Elle s'est approchée tout en douceur et m'a enveloppée dans son voile funeste. À cet instant, un frisson a parcouru l'entièreté de mon corps. Il a sillonné chaque veine, transpercé chaque parcelle de ma peau. Une douleur aiguë s'est emparée de moi, puis mon âme a quitté mon corps.
Mon cœur a cessé de battre à 14h32 le 19 juillet 2013.

J'y pensais depuis des mois.
Au début, je me suis demandée si cela ne s'avérerait pas plus joli après la mort. Mais j'ai cessé de ressasser cette question au fur et à mesure que les jours passaient.
On ne peut pas s'attarder sur ces questionnements dans notre société, et lorsqu'on en parle, cela devient tabou. Conforme à notre civilisation, j'ai décidé de ne plus concevoir l'idée d'une mort drapée d'une sublime robe. Pourtant, cela reste impossible de ne pas évoquer le point final d'une vie. Lorsqu'on y songe, l'arrêt du cœur, le dernier souffle... ce sont eux qui pensent à nous en premier. La Mort vient nous chercher et nous tire vers elle avec séduction. Elle nous attire. Sa force n'a d'égale que son impitoyable maîtrise, avec laquelle elle nous consume. Cela fait des milliers d'années qu'elle pratique ce métier. À force, elle excelle dans cet art méticuleux.

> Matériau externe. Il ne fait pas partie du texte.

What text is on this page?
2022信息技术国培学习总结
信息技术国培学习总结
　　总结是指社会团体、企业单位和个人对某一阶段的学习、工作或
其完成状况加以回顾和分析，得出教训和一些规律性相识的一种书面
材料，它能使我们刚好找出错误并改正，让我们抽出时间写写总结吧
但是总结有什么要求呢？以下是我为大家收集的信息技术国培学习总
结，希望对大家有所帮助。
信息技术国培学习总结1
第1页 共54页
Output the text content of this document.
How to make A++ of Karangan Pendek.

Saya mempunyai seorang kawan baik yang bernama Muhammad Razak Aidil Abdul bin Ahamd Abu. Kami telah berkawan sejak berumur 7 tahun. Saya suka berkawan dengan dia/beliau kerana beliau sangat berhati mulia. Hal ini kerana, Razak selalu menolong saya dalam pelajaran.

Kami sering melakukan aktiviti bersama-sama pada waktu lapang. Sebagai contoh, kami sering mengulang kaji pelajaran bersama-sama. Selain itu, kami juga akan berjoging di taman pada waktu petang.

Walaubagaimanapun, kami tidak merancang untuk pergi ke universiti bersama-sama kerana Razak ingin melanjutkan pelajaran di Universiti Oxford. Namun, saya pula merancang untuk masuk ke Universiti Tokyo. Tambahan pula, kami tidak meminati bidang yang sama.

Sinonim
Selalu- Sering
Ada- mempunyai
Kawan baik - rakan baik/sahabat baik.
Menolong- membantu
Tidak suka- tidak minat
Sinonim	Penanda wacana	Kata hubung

C'est ainsi que j'y ai songé à nouveau. Mais cela me rendait malheureuse, je m'interdisais toute forme d'intérêt envers Elle. Les jours s'écoulaient et la noirceur se saisissait de mon être tout entier. Le désespoir l'a ensuite remplacée, pour m'accompagner durant chacune de mes journées.

Alors j'ai mené une ébauche de liste reprenant les types de suicide les plus populaires. Dans les premiers temps, ces réflexions avaient sur moi un pouvoir immense, à chaque idée sombre, les frissons parcouraient mon corps afin d'annihiler mes desseins. Ces cauchemars éveillés ne cessaient de me hanter, et je ne pouvais refuser à mon esprit de se représenter dans quelques années, où en serais-je ? Peut-être que je me trouverais dans un lit d'hôpital, malade, terrifiée, sans aucune issue possible. Peut-être que je ne surmonterai jamais les épreuves que la vie me réserve. Elle me fait peur, elle me terrorise, elle me terrifie. Je pense que l'angoisse de la vie me conduit vers le précipice infini.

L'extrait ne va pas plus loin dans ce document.